Intel’s slow cadence of incremental upgrades hasn’t done much to distance its products from AMD's. Instead, you could argue that AMD fell behind on its own accord. The Ryzen processors will be launching soon, so it's time for the speculation to begin once again. We won't know how this match-up is going to turn out until AMD makes its move, though. Obviously we need a competitive AMD to help reinvigorate the desktop PC space.
The announcement that Intel was moving away from a tick-tock cadence prepared us for even smaller generational gains, and Kaby Lake doesn't disappoint. Intel went with the same overall architecture, so there are no extra cores, IPC throughput increases, or cache to get us excited. At stock settings, the Kaby Lake processors perform almost exactly like overclocked versions of their predecessors.
To its credit, Kaby Lake brings the mythical 5 GHz threshold into play for overclockers. But beyond the clock rate boost (roughly 200-300 MHz over Skylake overclocks), there is little reason for enthusiasts armed with Skylake CPUs to upgrade. If you already have a modern processor, spend those dollars on a new GPU or SSD. Kaby Lake is really only an option for power users building new PCs.
Intel’s beefier media capabilities are nice for mobile and mainstream desktop users, and the power consumption/CPU utilization savings are great if you use integrated graphics. However, those benefits don't do much for enthusiasts with add-in graphics cards. Streaming 4K content is awash in a sea of caveats. Until it's easily accessible, adoption is going to be limited.
The 200-series chipsets offer more HSIO lanes than the 100-series models, allowing motherboard manufacturers to enable diverse connectivity options. Unfortunately, much of that is going to be hidden behind the restrictive DMI 3.0 link. Intel also dangles Optane-branded 3D XPoint memory compatibility as another add-on hanging off the PCH. Although the prospect of futuristic memory is exciting, it's not ready yet.

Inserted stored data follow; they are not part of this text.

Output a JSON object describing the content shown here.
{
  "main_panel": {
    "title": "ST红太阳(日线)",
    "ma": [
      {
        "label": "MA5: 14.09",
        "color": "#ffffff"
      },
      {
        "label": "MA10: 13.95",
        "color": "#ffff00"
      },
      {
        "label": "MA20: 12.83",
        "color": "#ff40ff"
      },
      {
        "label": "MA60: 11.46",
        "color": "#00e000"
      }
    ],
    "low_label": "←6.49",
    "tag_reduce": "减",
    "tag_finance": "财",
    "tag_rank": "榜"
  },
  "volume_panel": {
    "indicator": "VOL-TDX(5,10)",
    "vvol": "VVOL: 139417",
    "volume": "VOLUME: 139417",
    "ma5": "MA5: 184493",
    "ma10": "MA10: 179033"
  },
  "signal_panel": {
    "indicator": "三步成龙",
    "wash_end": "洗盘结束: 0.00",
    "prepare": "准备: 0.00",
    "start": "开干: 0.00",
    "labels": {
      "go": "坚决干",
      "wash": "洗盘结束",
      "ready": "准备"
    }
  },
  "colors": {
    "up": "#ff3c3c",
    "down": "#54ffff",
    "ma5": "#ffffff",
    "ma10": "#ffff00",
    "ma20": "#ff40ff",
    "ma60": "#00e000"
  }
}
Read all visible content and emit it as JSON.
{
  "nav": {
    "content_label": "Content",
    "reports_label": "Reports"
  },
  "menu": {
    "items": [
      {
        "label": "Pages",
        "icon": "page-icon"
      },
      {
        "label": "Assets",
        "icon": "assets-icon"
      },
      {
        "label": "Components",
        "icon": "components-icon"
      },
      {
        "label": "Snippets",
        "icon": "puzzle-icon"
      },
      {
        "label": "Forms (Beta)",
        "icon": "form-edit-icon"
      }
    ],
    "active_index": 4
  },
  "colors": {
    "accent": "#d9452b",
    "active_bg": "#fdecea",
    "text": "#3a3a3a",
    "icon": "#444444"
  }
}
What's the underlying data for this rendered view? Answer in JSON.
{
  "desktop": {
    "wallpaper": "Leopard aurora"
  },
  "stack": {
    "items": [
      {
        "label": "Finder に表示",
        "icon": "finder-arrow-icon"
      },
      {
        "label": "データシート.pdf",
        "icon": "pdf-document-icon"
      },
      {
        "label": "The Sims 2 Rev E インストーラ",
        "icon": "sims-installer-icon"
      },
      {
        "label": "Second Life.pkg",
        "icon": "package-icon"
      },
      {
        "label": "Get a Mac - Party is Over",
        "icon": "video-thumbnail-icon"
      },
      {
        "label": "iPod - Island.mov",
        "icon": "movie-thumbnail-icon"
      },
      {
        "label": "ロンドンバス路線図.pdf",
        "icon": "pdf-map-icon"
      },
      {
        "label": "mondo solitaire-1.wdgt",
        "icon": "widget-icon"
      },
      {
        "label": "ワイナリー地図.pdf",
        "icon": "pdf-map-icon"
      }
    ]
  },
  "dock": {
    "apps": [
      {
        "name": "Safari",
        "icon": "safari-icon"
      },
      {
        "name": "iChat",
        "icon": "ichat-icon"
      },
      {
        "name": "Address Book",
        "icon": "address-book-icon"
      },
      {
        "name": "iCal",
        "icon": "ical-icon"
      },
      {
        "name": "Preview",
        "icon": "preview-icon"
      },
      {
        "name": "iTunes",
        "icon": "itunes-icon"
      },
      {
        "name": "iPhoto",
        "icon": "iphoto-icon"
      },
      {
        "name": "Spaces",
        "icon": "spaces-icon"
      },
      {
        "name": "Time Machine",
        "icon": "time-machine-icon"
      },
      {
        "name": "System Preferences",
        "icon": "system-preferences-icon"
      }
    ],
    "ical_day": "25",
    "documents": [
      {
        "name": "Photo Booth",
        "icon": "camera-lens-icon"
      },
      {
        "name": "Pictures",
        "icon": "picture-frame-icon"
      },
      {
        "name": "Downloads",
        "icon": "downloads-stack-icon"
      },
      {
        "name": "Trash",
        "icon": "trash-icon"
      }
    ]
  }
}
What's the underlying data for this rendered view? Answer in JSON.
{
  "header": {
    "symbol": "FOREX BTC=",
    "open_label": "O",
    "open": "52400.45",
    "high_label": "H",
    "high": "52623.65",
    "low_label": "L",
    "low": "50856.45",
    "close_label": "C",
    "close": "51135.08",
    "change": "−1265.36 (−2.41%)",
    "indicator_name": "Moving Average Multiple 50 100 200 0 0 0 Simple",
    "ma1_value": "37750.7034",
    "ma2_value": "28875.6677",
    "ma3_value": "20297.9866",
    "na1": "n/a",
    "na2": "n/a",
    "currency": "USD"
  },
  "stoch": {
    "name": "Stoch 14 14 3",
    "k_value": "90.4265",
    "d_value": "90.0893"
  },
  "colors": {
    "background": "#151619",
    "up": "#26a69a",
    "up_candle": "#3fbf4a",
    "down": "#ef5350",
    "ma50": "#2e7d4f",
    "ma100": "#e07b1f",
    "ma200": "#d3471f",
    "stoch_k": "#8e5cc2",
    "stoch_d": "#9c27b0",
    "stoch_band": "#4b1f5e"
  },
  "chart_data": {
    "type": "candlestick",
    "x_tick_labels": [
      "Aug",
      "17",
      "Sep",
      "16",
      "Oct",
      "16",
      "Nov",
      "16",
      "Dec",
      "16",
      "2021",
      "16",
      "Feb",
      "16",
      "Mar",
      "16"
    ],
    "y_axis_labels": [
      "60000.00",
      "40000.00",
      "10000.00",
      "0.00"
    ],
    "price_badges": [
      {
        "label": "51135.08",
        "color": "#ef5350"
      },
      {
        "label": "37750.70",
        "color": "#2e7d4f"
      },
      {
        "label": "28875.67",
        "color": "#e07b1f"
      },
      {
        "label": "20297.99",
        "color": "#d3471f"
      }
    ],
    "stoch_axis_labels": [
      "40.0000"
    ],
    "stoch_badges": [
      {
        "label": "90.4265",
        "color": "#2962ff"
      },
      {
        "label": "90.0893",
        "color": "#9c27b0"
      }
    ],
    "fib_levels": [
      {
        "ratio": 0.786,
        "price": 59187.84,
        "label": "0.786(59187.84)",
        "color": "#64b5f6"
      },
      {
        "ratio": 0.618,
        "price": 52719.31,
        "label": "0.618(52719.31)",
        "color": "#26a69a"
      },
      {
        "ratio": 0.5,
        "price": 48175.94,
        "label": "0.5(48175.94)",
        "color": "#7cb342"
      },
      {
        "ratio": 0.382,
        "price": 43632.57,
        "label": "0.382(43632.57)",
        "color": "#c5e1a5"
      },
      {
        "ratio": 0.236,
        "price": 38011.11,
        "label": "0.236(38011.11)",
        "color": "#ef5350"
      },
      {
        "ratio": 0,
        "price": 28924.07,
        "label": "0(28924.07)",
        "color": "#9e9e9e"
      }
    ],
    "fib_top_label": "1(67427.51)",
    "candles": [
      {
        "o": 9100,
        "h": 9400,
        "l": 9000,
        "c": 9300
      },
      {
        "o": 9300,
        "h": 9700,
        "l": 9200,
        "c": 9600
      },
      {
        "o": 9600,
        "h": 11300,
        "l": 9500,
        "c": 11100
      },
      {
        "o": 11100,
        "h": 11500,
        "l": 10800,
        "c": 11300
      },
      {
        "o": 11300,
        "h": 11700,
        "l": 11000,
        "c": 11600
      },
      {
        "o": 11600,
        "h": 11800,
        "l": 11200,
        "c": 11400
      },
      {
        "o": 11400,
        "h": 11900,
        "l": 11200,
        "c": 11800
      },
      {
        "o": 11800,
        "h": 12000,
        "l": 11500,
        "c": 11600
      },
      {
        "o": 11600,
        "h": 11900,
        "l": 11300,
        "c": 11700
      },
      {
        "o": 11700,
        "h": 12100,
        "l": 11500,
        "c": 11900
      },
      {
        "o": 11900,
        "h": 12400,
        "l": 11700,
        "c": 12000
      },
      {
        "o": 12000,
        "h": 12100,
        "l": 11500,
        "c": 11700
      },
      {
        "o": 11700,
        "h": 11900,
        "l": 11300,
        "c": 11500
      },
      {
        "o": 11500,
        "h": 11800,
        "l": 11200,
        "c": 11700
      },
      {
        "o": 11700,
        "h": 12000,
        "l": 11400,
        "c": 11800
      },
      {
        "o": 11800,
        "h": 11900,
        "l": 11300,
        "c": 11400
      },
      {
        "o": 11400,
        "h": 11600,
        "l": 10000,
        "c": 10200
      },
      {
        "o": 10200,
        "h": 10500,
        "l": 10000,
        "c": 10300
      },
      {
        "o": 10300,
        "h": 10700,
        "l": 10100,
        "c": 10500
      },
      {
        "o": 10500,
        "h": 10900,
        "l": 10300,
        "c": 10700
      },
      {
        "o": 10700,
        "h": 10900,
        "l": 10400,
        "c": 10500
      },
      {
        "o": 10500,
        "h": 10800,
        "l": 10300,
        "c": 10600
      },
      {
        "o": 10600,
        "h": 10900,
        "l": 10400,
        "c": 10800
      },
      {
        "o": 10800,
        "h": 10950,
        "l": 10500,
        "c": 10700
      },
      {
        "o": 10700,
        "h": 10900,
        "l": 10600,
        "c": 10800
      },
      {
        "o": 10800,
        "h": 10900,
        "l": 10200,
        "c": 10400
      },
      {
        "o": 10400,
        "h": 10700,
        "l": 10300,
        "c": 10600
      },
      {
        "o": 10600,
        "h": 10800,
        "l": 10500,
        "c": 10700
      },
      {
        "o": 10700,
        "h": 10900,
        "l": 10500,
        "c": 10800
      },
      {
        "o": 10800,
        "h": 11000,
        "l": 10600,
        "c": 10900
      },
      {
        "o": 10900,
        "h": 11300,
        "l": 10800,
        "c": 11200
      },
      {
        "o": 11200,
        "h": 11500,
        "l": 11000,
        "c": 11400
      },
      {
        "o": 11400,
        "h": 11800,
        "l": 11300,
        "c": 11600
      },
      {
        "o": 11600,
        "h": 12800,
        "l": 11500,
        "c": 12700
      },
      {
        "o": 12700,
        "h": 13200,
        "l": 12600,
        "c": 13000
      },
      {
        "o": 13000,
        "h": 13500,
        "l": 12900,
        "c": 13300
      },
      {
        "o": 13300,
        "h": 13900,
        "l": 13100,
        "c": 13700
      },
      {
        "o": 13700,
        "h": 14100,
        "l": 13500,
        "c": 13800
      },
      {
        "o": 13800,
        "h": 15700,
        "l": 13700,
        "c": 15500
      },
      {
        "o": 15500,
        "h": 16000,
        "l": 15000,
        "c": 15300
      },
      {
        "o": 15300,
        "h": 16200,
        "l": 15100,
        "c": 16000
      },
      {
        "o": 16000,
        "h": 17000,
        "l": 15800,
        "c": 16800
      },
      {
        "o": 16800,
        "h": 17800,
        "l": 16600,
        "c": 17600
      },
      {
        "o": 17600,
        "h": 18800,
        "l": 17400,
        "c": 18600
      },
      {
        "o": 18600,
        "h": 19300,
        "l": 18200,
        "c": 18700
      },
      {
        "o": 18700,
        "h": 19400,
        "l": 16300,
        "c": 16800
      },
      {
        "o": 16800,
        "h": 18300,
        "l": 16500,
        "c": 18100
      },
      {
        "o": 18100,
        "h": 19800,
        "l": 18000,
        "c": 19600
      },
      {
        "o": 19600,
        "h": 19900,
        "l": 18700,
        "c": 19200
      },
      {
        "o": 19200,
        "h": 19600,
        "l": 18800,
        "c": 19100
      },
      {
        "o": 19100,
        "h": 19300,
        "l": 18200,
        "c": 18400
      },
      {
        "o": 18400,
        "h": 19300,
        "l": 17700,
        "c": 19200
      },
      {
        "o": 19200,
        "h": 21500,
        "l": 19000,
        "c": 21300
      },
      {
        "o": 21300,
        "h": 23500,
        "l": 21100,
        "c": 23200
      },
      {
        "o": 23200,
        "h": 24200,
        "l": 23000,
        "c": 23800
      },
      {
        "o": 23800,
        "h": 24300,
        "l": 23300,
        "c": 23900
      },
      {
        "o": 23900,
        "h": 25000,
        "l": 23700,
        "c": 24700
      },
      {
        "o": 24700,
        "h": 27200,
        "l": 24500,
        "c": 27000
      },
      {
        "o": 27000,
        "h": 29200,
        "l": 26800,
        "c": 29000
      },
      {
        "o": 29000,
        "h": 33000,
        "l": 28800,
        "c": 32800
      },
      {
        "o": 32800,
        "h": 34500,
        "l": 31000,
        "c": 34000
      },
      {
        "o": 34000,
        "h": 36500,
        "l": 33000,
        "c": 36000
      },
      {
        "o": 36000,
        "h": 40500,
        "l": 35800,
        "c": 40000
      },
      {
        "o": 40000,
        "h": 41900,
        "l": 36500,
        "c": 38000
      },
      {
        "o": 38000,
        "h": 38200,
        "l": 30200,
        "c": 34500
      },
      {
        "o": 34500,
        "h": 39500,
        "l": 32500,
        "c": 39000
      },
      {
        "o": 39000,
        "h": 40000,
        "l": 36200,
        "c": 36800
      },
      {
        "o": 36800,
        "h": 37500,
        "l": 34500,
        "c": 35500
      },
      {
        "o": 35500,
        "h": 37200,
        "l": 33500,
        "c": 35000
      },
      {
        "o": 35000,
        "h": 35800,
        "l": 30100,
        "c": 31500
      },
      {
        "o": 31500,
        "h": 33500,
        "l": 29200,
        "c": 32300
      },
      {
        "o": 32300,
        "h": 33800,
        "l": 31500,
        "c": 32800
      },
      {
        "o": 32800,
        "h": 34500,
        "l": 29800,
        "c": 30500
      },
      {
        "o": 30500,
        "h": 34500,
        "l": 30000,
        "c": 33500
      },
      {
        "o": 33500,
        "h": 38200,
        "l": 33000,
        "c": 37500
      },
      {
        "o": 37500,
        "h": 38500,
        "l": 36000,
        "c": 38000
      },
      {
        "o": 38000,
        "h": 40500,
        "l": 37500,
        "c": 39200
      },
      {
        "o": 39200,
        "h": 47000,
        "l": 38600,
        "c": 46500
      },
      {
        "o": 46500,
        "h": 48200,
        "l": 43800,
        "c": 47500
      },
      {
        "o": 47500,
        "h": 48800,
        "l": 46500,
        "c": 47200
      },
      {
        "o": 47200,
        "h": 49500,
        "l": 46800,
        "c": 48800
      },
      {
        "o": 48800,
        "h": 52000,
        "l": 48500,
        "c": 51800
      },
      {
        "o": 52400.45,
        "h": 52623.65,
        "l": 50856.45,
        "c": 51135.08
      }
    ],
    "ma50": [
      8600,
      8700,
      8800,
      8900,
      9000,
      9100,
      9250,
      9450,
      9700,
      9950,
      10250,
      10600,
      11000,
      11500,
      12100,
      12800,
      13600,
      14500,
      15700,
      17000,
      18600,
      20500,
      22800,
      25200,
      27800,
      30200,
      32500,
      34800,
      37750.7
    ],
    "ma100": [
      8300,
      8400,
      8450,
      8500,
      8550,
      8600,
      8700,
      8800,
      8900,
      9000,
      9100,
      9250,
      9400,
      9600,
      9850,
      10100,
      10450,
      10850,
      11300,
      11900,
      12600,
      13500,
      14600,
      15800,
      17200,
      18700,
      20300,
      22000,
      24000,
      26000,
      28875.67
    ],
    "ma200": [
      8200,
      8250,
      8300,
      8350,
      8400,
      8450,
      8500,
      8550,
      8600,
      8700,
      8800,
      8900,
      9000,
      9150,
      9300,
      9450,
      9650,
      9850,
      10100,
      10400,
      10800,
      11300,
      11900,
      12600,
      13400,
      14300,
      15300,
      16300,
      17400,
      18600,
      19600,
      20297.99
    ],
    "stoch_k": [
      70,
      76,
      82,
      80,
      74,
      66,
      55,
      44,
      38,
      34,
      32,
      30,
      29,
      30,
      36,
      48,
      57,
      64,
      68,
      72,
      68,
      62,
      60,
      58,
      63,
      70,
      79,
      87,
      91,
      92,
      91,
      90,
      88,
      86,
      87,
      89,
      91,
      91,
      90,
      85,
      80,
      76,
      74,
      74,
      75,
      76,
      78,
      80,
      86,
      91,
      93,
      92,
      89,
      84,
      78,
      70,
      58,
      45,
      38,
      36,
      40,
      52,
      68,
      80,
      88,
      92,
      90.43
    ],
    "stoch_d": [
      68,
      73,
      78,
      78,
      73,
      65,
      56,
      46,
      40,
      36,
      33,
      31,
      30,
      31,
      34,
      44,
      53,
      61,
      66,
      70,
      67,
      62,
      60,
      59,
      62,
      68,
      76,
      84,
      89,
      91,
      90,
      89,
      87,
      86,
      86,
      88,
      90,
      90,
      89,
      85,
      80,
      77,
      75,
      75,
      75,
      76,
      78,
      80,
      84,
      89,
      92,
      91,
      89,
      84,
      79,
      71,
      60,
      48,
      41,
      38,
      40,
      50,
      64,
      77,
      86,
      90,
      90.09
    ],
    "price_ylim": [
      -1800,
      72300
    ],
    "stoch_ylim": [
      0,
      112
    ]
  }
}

Intel also curiously chooses to use it as a cache layer for hard drives, which may yield questionable results among enthusiasts with SSDs. The real value of 3D XPoint lies in using it as a cheap supplemental layer of RAM, which would truly be revolutionary. Apparently we have to wait for the next generation to see that functionality.
The Core i7-7700K is a powerful processor, but it can also create a tremendous amount of waste heat. This creates a thermal ceiling for pursing aggressive overclocks; effective cooling is a must. The Core i5-7600K offers a better balance and more thermal headroom, but sacrifices Hyper-Threading and a few bins of base and Turbo Boost clock rate. The agile Core i5-7600 also offers a nice balance of performance and efficiency; it's just constrained to minimal BCLK adjustments.
An AVX offset mode is nice to have, but we would have rather seen Intel add Turbo Boost 3.0. The unlocked Core i3 SKU is tantalizing as a replacement for the Pentium G3258, but we can't recommend it until we run tests of our own.
The Kaby Lake CPUs are priced just like their predecessors, which we appreciate. Frankly, without much competition, Intel is free to price its products unchecked. If you do make the jump to Kaby Lake for its overclocking potential, or as part of a brand new PC, be sure to factor in a beefy liquid cooler and, if you don't already have one, a Windows 10 license.